Diagnosing regional TTFB spikes with CrUX, RUM, and Server-Timing
Start by actually segmenting the CrUX data by country using the CrUX API or the BigQuery public dataset (chrome-ux-report) rather than relying on an aggregate origin-level TTFB number, since the aggregate can look acceptable while masking a bad tail in specific regions. Confirm the pattern is real and not a sampling artifact by checking whether the affected regions have sufficient CrUX traffic volume to be statistically meaningful.
Once you’ve confirmed which regions are affected, check your CDN’s actual point-of-presence (PoP) coverage and health for those regions specifically, not just your overall CDN footprint. Many CDN dashboards expose per-PoP latency and error rates; look for PoPs near the affected regions that are absent, degraded, or serving as a fallback to a farther node. If you operate origin infrastructure directly, look at whether your DNS/anycast configuration is actually routing those users optimally, since misconfigured anycast can silently send a region’s traffic the long way around.

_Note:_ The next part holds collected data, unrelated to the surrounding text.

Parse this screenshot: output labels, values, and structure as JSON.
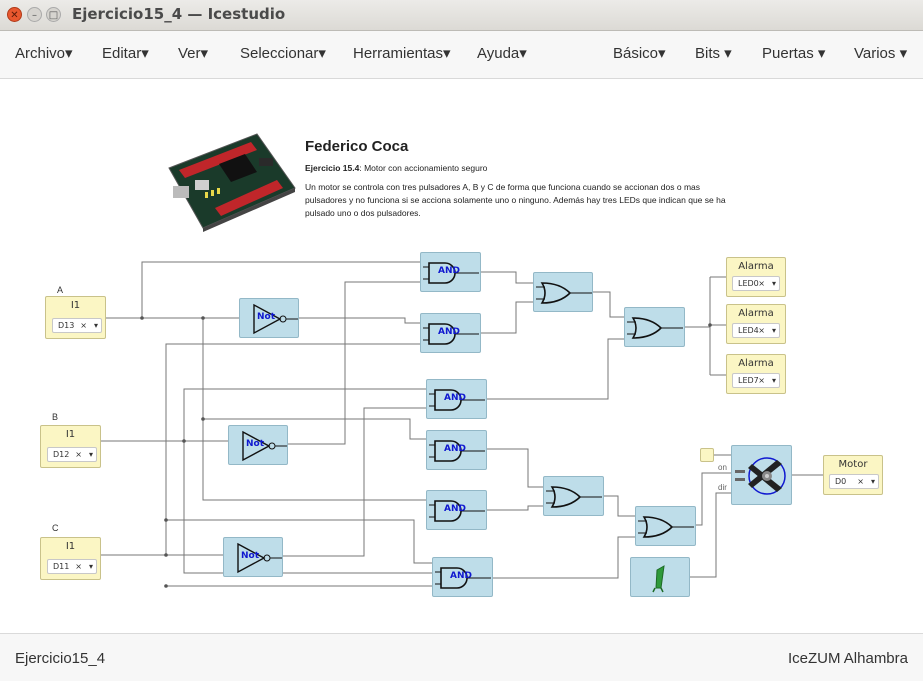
{
  "window": {
    "title": "Ejercicio15_4 — Icestudio"
  },
  "menu": {
    "left": [
      "Archivo",
      "Editar",
      "Ver",
      "Seleccionar",
      "Herramientas",
      "Ayuda"
    ],
    "right": [
      "Básico",
      "Bits",
      "Puertas",
      "Varios"
    ]
  },
  "info": {
    "author": "Federico Coca",
    "subtitle_bold": "Ejercicio 15.4",
    "subtitle_rest": ": Motor con accionamiento seguro",
    "description": "Un motor se controla con tres pulsadores A, B y C de forma que funciona cuando se accionan dos o mas pulsadores y no funciona si se acciona solamente uno o ninguno. Además hay tres LEDs que indican que se ha pulsado uno o dos pulsadores."
  },
  "inputs": [
    {
      "label": "A",
      "name": "I1",
      "pin": "D13"
    },
    {
      "label": "B",
      "name": "I1",
      "pin": "D12"
    },
    {
      "label": "C",
      "name": "I1",
      "pin": "D11"
    }
  ],
  "outputs": [
    {
      "name": "Alarma",
      "pin": "LED0"
    },
    {
      "name": "Alarma",
      "pin": "LED4"
    },
    {
      "name": "Alarma",
      "pin": "LED7"
    },
    {
      "name": "Motor",
      "pin": "D0"
    }
  ],
  "gates": {
    "and": "AND",
    "not": "Not"
  },
  "motor_driver": {
    "on_label": "on",
    "dir_label": "dir"
  },
  "icons": [
    "close-icon",
    "minimize-icon",
    "maximize-icon",
    "dropdown-caret-icon",
    "fpga-board-image",
    "motor-driver-icon",
    "constant-one-icon"
  ],
  "footer": {
    "left": "Ejercicio15_4",
    "right": "IceZUM Alhambra"
  }
}
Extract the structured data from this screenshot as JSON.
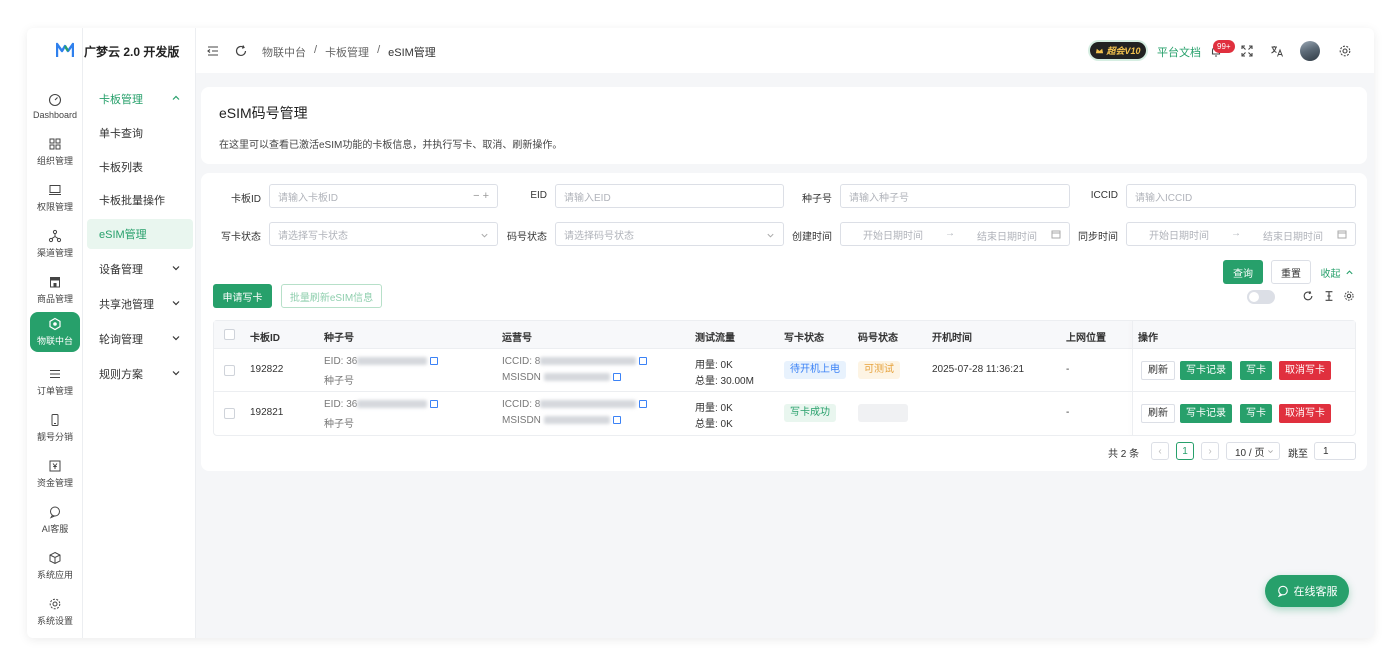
{
  "app": {
    "brand": "广梦云 2.0 开发版"
  },
  "rail": [
    {
      "label": "Dashboard",
      "icon": "gauge-icon"
    },
    {
      "label": "组织管理",
      "icon": "grid-icon"
    },
    {
      "label": "权限管理",
      "icon": "monitor-icon"
    },
    {
      "label": "渠道管理",
      "icon": "network-icon"
    },
    {
      "label": "商品管理",
      "icon": "store-icon"
    },
    {
      "label": "物联中台",
      "icon": "iot-icon",
      "active": true
    },
    {
      "label": "订单管理",
      "icon": "list-icon"
    },
    {
      "label": "靓号分销",
      "icon": "phone-icon"
    },
    {
      "label": "资金管理",
      "icon": "yen-icon"
    },
    {
      "label": "AI客服",
      "icon": "ai-chat-icon"
    },
    {
      "label": "系统应用",
      "icon": "cube-icon"
    },
    {
      "label": "系统设置",
      "icon": "gear-icon"
    }
  ],
  "submenu": {
    "group": "卡板管理",
    "items": [
      "单卡查询",
      "卡板列表",
      "卡板批量操作",
      "eSIM管理"
    ],
    "active": "eSIM管理",
    "collapsed_groups": [
      "设备管理",
      "共享池管理",
      "轮询管理",
      "规则方案"
    ]
  },
  "breadcrumb": [
    "物联中台",
    "卡板管理",
    "eSIM管理"
  ],
  "header": {
    "vip_label": "超会V10",
    "docs_label": "平台文档",
    "notify_badge": "99+"
  },
  "page": {
    "title": "eSIM码号管理",
    "description": "在这里可以查看已激活eSIM功能的卡板信息，并执行写卡、取消、刷新操作。"
  },
  "filters": {
    "board_id": {
      "label": "卡板ID",
      "placeholder": "请输入卡板ID"
    },
    "eid": {
      "label": "EID",
      "placeholder": "请输入EID"
    },
    "seed": {
      "label": "种子号",
      "placeholder": "请输入种子号"
    },
    "iccid": {
      "label": "ICCID",
      "placeholder": "请输入ICCID"
    },
    "write_status": {
      "label": "写卡状态",
      "placeholder": "请选择写卡状态"
    },
    "number_status": {
      "label": "码号状态",
      "placeholder": "请选择码号状态"
    },
    "create_time": {
      "label": "创建时间",
      "start": "开始日期时间",
      "end": "结束日期时间"
    },
    "sync_time": {
      "label": "同步时间",
      "start": "开始日期时间",
      "end": "结束日期时间"
    },
    "query_label": "查询",
    "reset_label": "重置",
    "collapse_label": "收起"
  },
  "toolbar": {
    "apply_label": "申请写卡",
    "batch_refresh_label": "批量刷新eSIM信息"
  },
  "table": {
    "columns": [
      "卡板ID",
      "种子号",
      "运营号",
      "测试流量",
      "写卡状态",
      "码号状态",
      "开机时间",
      "上网位置",
      "操作"
    ],
    "rows": [
      {
        "board_id": "192822",
        "eid_prefix": "EID: 36",
        "seed_label": "种子号",
        "iccid_prefix": "ICCID: 8",
        "msisdn_label": "MSISDN",
        "used": "用量: 0K",
        "total": "总量: 30.00M",
        "write_status": "待开机上电",
        "write_color": "blue",
        "number_status": "可测试",
        "boot_time": "2025-07-28 11:36:21",
        "location": "-",
        "actions": [
          "刷新",
          "写卡记录",
          "写卡",
          "取消写卡"
        ]
      },
      {
        "board_id": "192821",
        "eid_prefix": "EID: 36",
        "seed_label": "种子号",
        "iccid_prefix": "ICCID: 8",
        "msisdn_label": "MSISDN",
        "used": "用量: 0K",
        "total": "总量: 0K",
        "write_status": "写卡成功",
        "write_color": "green",
        "number_status": "",
        "boot_time": "",
        "location": "-",
        "actions": [
          "刷新",
          "写卡记录",
          "写卡",
          "取消写卡"
        ]
      }
    ]
  },
  "pagination": {
    "total": "共 2 条",
    "current": "1",
    "page_size": "10 / 页",
    "jump_label": "跳至",
    "jump_value": "1"
  },
  "chat_label": "在线客服",
  "colors": {
    "accent": "#27a06b",
    "danger": "#e0303e",
    "info": "#3b82f6",
    "warning": "#e6a23c"
  }
}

Layer in a RUM (real user monitoring) tool with geographic breakdown if you need finer granularity than CrUX provides. CrUX gives you country-level (and in some cases coarser subdivision) data with a 28-day rolling window, which is useful for confirming the problem exists but not always granular enough for root-causing it to a specific network segment. A RUM tool integrated into your own site can log connection timing per request with more geographic and even ISP-level detail, letting you correlate TTFB spikes with specific network paths or times of day.
Where you can, instrument Server-Timing headers on your origin responses so you can distinguish backend processing time from network transport time on the actual requests being served, not just on synthetic reproductions. This matters because a RUM tool alone will tell you TTFB is elevated for a region, but not necessarily whether that’s transport or backend, and treating a backend problem as a network problem (or vice versa) sends the fix to the wrong team. If Server-Timing shows backend processing is consistent across regions while total TTFB varies, that’s strong confirmation the issue is genuinely in the network path, not the origin.
Also check whether the affected traffic is negotiating the transport protocol you expect. If your CDN offers HTTP/3, confirm the affected region’s clients are actually using it rather than falling back to HTTP/2 or HTTP/1.1, since a fallback (caused by network middleboxes blocking UDP, for instance) can itself be the source of added handshake round trips that show up as regional TTFB variance.
Finally, treat this as an infrastructure and CDN-configuration problem, not a code problem: no amount of application-level optimization changes a network path issue between a specific region and your edge. The fix lives in CDN PoP provisioning, peering agreements, or anycast/routing configuration, and diagnosing it correctly (via CrUX’s real geographic field data rather than a synthetic check that structurally can’t see it) is the necessary first step before any of those fixes make sense.